The Spirit of David Attenborough is alive and well and thriving in us!  Never has such a small sample of wildlife been studied with such attention and intense speculation.  Why?  Because it is now beyond the first week of September and it is a Sunday.

This is the time of year when, traditionally, an extra level of tranquillity is added to our lives by the departure of the neighbours who only come to their house for the two months of the holiday season.  Their stay is characterised by smoke and noise and arrogance.

The older female of the species seems intent on smoking herself to death as she has approached the summer as a opportunity to smoke full-time.  As a refinement on her usual inconsideration she has chosen to smoke while sitting half way out of the window in her living habitat, allowing the breeze to take the noxious fumes into the window of the next-door neighbour.  Thanks to a cunning countermeasure the infinitely resourceful neighbour has constructed a stand for an electric fan to keep the fumes moving towards the neighbour on the other side.  By such means is one’s integrity preserved!

But now is the traditional time for them to go.  And with all the intensity of fanatic twitchers we are watching for those tell-tale signs in the behaviour of the creatures that departure is immanent.

There are some key activities which, to the trained eye, betoken the start of the migration to winter quarters.   The taking in of the plastic chairs carefully positioned around the pool that have been placed in a proprietorial way to mark out territory during the summer is an important event.  The desperation of the step as the last snatching of sunshine is garnered for the dark days in the city.  The frantic cleaning as the house is to be closed up for its winter rest.  All of these are indications that the Plague is going to move on.

But the most important feature is the Bringing Out of the Large Suitcases and seeing them placed firmly in the boot of the car.  Then, and only then, the chilled bottle of Cava can be brought out of the fridge and be prepared for The Celebrations.

Until that final stage of jubilation can be reached we have to go through the TAGS of the Last Day.  Already we have said TAGS (That’s A Good Sign) on a number of occasions this morning as the slightest speech or action of our observed creatures has been analysed to discover how soon they may be going.

I might add that we have no contingency plan for their not going today.  That is truly unthinkable.

On a more human level I have now completed the second of my half credit OU courses with only the examination left to complete next month.

This “Introduction to Material Studies” has, in my opinion, been much more stimulating that the first course, though this one does not necessarily play to my strengths so my revision will have to be much more intense that it was for the last examination.

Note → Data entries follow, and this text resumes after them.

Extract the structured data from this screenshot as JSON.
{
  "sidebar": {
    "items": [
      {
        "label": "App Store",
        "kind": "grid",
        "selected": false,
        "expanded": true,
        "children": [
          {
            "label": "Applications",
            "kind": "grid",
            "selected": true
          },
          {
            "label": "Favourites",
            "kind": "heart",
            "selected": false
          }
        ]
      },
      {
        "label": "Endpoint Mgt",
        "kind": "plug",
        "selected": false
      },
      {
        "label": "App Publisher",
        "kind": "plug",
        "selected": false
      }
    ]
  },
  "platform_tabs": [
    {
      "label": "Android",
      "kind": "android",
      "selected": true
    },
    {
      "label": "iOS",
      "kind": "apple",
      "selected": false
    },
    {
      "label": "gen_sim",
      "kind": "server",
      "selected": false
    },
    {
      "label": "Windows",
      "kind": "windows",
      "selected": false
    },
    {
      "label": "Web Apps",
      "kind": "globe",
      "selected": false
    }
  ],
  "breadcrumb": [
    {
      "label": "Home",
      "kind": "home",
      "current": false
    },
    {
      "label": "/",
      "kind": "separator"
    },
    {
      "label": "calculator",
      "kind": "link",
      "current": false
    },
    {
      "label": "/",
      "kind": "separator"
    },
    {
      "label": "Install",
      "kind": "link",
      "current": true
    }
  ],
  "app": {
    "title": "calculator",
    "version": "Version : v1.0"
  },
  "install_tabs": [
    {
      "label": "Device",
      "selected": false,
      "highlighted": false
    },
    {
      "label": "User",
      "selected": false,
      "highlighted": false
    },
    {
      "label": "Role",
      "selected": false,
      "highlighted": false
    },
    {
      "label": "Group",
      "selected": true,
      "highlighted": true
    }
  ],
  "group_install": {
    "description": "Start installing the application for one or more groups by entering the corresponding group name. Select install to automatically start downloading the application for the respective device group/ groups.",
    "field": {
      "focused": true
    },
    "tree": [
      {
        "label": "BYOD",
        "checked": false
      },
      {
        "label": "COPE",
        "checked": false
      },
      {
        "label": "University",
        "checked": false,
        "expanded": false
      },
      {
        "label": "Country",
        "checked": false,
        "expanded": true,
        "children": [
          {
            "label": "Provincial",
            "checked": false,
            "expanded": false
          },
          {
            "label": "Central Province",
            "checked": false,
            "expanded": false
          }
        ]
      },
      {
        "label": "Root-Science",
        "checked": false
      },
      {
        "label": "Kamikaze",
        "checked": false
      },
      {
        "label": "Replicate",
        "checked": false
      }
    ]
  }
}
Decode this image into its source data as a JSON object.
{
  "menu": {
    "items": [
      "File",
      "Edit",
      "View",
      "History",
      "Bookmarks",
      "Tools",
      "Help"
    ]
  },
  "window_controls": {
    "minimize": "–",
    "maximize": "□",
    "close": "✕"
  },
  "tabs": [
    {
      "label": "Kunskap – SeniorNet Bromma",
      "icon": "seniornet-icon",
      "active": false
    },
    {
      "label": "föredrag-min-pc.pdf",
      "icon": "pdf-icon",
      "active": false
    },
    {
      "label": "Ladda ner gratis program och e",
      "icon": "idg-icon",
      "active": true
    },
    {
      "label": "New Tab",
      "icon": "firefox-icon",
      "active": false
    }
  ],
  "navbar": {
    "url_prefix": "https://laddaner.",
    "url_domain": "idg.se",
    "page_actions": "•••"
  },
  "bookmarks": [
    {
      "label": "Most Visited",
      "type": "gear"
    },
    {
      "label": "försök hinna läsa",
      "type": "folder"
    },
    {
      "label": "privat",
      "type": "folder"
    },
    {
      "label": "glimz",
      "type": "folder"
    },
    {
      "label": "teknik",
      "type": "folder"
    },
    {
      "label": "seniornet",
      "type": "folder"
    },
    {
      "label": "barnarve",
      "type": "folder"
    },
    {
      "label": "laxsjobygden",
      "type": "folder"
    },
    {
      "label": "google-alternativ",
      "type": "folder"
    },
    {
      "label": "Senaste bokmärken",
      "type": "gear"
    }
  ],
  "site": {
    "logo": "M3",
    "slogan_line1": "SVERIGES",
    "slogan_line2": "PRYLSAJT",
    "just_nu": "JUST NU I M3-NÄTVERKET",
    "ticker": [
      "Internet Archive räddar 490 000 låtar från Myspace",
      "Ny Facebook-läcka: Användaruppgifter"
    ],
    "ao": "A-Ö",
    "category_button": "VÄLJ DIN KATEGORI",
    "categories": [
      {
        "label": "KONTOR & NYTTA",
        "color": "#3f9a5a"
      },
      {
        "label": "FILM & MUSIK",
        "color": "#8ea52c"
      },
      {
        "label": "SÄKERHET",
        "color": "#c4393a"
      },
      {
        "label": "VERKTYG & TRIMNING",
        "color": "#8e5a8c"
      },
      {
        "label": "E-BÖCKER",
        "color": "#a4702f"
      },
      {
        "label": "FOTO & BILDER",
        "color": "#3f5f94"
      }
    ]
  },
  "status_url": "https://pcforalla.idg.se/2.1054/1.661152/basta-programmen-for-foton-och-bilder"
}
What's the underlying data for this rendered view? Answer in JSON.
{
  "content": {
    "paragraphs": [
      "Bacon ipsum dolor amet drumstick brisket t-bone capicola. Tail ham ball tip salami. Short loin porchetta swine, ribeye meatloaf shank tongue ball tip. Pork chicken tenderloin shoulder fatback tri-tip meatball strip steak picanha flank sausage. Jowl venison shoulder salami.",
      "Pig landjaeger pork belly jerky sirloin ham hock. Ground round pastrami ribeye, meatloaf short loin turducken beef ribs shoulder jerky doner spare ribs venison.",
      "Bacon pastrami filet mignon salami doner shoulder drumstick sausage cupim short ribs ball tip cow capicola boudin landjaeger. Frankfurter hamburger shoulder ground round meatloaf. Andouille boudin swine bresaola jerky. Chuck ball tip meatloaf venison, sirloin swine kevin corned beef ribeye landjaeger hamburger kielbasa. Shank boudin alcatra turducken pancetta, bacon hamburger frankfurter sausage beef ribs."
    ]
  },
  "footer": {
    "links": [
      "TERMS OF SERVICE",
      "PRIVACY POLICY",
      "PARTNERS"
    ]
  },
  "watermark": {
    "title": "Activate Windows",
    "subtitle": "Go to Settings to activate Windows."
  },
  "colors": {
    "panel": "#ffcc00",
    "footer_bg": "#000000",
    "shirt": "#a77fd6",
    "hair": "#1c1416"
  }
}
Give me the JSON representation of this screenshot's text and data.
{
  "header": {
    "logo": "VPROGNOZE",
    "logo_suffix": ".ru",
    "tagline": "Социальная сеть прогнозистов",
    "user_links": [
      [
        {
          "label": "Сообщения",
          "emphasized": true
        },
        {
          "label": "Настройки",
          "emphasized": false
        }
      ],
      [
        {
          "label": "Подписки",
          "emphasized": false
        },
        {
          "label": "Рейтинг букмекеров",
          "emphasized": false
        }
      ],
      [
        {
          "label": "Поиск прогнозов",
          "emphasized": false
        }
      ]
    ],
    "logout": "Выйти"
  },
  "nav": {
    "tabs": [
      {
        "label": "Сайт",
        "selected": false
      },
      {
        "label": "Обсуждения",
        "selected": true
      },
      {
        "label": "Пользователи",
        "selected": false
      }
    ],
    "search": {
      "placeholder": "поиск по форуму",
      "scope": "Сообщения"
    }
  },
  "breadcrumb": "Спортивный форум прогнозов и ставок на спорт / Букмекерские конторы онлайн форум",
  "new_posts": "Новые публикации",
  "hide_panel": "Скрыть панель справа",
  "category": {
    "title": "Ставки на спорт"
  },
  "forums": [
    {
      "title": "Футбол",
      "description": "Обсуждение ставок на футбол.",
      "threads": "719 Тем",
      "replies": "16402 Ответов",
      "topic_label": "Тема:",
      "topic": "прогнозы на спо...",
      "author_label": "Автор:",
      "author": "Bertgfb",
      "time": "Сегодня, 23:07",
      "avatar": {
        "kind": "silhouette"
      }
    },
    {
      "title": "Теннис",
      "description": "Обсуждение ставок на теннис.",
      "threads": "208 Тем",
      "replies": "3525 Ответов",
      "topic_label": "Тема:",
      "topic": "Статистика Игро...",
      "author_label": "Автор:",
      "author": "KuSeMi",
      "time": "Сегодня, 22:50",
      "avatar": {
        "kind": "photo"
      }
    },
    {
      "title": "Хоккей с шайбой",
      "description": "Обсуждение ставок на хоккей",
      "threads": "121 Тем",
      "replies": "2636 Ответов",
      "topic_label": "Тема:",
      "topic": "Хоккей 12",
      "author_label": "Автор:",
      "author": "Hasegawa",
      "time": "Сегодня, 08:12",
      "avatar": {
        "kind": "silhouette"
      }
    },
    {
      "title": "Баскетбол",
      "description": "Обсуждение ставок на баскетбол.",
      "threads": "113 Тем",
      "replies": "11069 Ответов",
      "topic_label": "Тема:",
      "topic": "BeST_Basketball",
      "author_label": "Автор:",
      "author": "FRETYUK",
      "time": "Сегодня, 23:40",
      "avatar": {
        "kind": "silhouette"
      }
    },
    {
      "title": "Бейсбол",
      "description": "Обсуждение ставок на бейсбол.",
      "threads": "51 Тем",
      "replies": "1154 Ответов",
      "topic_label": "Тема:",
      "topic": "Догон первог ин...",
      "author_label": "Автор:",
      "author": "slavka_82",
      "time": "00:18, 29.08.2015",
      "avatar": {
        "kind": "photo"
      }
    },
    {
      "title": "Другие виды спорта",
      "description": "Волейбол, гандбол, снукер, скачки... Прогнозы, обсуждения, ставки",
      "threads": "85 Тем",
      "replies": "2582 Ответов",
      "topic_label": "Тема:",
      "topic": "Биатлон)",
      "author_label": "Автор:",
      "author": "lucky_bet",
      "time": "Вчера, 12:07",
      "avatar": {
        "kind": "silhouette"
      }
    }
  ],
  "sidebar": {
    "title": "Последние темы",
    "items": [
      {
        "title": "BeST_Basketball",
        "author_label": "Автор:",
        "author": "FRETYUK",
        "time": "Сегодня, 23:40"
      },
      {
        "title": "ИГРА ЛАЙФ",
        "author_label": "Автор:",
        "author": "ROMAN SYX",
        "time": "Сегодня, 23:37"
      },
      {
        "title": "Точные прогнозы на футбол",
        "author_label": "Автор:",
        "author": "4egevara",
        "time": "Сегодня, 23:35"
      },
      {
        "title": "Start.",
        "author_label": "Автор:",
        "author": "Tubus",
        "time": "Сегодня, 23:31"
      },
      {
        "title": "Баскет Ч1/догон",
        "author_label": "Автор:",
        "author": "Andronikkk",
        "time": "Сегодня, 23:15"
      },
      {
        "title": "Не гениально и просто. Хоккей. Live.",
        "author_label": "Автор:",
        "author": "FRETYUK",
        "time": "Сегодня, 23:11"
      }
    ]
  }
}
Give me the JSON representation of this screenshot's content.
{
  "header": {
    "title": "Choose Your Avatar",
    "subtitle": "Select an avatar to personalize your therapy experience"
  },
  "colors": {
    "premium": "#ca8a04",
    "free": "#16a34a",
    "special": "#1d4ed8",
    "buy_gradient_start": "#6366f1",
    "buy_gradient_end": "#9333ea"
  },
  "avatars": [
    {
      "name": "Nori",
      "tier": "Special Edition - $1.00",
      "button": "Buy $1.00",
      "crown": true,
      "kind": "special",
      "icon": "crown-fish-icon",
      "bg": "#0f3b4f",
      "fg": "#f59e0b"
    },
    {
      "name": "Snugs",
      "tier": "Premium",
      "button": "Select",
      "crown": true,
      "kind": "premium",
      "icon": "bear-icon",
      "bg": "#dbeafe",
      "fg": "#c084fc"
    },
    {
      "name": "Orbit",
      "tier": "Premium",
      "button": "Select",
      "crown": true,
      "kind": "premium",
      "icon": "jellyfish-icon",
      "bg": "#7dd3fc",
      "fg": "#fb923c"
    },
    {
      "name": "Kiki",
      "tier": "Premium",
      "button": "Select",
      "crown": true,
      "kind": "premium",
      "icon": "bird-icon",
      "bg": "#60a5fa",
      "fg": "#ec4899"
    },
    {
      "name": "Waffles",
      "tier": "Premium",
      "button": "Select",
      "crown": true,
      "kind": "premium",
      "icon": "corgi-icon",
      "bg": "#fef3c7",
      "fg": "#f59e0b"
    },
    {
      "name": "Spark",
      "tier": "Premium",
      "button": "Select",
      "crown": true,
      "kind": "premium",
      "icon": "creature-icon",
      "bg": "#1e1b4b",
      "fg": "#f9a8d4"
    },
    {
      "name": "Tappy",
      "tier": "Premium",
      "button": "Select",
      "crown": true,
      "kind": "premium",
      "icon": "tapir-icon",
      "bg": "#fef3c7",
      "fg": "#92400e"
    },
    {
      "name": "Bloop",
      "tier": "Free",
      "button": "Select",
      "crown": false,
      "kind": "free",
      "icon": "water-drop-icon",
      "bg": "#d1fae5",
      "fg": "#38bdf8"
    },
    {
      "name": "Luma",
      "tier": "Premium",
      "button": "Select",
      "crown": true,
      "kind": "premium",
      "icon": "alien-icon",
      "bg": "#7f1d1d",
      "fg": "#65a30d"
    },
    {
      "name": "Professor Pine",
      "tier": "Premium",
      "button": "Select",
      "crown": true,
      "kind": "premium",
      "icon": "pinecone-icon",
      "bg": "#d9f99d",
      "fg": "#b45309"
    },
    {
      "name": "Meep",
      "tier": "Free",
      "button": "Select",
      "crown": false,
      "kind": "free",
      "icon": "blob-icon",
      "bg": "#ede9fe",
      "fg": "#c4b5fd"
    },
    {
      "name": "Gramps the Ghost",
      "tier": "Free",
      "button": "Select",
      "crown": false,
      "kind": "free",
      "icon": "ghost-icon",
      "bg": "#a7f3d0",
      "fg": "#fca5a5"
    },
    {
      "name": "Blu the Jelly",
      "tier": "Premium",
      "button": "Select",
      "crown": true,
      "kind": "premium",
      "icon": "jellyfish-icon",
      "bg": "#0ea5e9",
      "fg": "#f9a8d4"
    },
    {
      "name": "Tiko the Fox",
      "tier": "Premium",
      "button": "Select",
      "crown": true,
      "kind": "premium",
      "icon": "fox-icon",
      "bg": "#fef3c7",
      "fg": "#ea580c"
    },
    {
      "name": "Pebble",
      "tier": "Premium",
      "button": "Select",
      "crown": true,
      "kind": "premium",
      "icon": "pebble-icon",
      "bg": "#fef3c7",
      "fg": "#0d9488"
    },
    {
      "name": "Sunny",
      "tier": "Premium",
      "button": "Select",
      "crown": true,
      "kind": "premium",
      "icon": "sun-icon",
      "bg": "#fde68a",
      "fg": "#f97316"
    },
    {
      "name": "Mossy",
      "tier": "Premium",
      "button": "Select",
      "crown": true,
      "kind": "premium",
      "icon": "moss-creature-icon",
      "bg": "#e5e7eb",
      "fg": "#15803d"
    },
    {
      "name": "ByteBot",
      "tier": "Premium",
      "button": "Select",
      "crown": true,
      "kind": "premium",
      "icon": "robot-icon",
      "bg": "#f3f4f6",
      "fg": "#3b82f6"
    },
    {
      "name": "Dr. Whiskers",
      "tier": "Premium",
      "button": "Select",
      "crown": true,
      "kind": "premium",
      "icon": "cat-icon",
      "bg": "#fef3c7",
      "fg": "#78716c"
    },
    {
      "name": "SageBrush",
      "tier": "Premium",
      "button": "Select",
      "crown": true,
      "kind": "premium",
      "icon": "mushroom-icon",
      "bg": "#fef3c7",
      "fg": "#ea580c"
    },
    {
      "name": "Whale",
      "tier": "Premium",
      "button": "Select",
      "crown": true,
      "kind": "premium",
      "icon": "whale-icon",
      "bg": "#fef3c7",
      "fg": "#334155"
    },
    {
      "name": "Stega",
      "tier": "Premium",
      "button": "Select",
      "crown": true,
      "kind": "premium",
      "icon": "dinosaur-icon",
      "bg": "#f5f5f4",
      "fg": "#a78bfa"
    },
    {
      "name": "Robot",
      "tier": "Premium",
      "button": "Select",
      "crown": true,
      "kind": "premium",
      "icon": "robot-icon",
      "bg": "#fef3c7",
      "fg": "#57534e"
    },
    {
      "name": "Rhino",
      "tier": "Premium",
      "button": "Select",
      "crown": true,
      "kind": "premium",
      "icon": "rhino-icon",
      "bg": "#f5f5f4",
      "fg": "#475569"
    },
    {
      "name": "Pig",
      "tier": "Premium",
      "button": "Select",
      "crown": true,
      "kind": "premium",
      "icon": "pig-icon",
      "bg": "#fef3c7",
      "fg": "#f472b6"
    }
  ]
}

The one thing that I have, of course, is time – and I fully intend to make the most of the time available to ensure that I am as fully prepared for the test as I can be – though this time I will not have the tension deflecting opportunity to be teaching in the morning before the exam, this time I will have the space to worry more fully before I start writing!

There is a short overlap between this course and my next, but that is only of five days, though it has to be said that the first few days of a course are fairly work directed because you have to make your mark in the tutor group as soon as possible.  But that is something to look forward to rather than worry about.

Toni’s course forum has now opened and he will be working on his course by the time that I have got started on my next, so our paranoia will match and boost our work rate.  At least that is the idea.

As preparation for the next course I have had to do something that I have been threatening to do for the last few years: sort out my books!

Obviously this has not be done with any degree of finality, but a Start Has Been Made.  And it took me two days to recover from the exhaustion that accompanied it.

Sorting the books is made much more difficult because I do not have enough shelf space for the books that I have.  No matter how inventive I am about their arrangement, they will never fit.  So, although the books are more organized that they were - they are still double stacked, and therefore although I still have to hunt for books that I know that I have, at least I am hunting in a smaller geographical space.

In spite of the fact that books are still double stacked, I still have three plastic bags full of “small books” and “notebooks” that have to be sorted out.  Given the paucity of space I have decided to get some box files and put collections of small books in those as the only way that they can be economically stored.  And no, I cannot throw them out!

Our hated neighbours have not left.  They have broken the tradition of past years and not returned from whence they came.  We are now in uncharted territory.  Who knows when they will finally do the decent thing!  I feel like Mister Kurtz.  How right he was!

Tomorrow (in spite of the presence of the neighbours) revision for the present OU course must begin.  The tutor for the course lives in the wilds of Scotland and has been without telephone and wi-fi – the modern equivalent in the OU of having your tongue ripped torn from your mouth and eyes gouged out and stuffed down your throat.  She said that she had been contacting us via an Internet cafĂ© to try and continue the service!

As far as I am concerned – and indeed as far as the procedures of the university state –she has still got until the middle of the month to get our essays back to us.  In fact, allowing for weekends she has a little more time.  It is just that she set a rod for her own back by being very swift in her general marking, so that any reversion to normality looks like omission.  Bless her!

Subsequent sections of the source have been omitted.